If they return to the home and are not willing to truly work with the family, a second exit should be included in your re-entry plan. In this second exit plan, no support should be given immediately. I would also require them to be out of the home for a set period of time before you will even consider their returning. I suggest at least six months. While this may seem harsh, if we can get them to turn the corner even at age 19/20 they can have a very successful and happy life. They are better prepared at 18 to bounce back and move forward than at 25 or 30. If they do not make the change, what type of life do you foresee for them? We are literally fighting for their life in many instances.

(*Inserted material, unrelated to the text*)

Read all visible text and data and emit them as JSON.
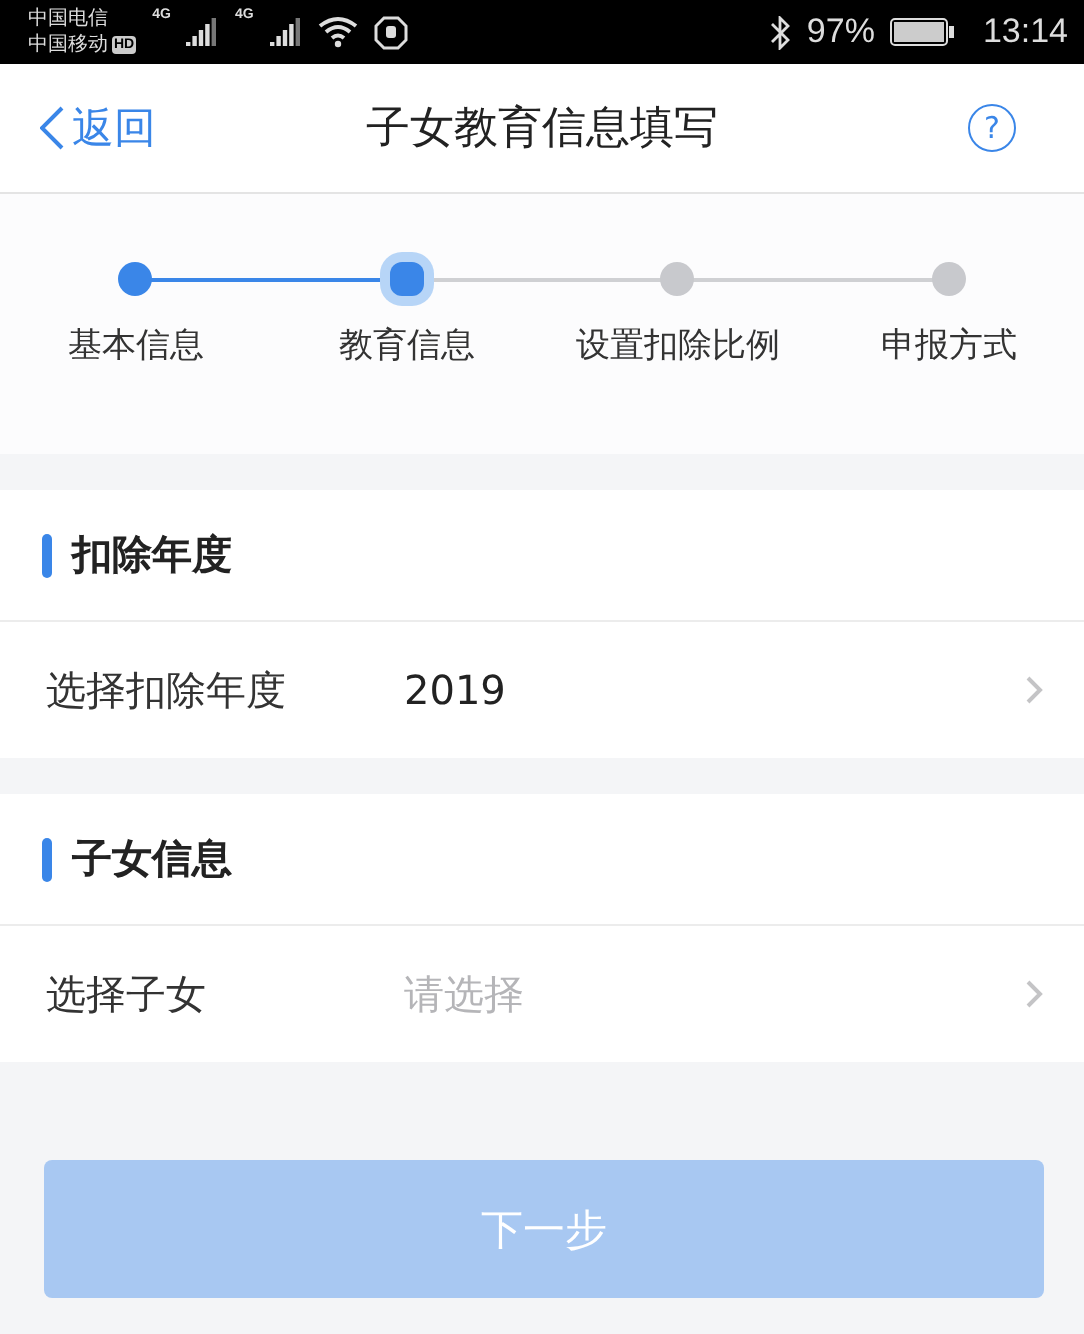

In summary: If your 18-year-old is unwilling to really work for change, an Exit Plan is the only viable option open to you. The plan is for you, your spouse, and/or other step-parents. These are guidelines only. You must work together to create a plan which you ALL can live with and support. This is for the child’s benefit as well as yours. At some point in life they must get what it takes to create a working, healthy life. The Exit Plan is not about punishment, control, or a threat. Please do not use it in this manner; it will only create more problems. Your child may perceive it as such, but it is not. Adults must make informed decisions. If your child is leaving the program they must clearly know what they can expect from you. Too often they live in hope of going home and your continued support for the old life style.
I would suggest having a plan in place when your child is 17 years 6 months. Even if your child is working the program, give your Family Rep a plan. When the plan is given to the child is up to you and the FR. The program needs something on file to follow just in case. Hopefully it will never become an issue, but like the Boys Scouts, BE PREPARED.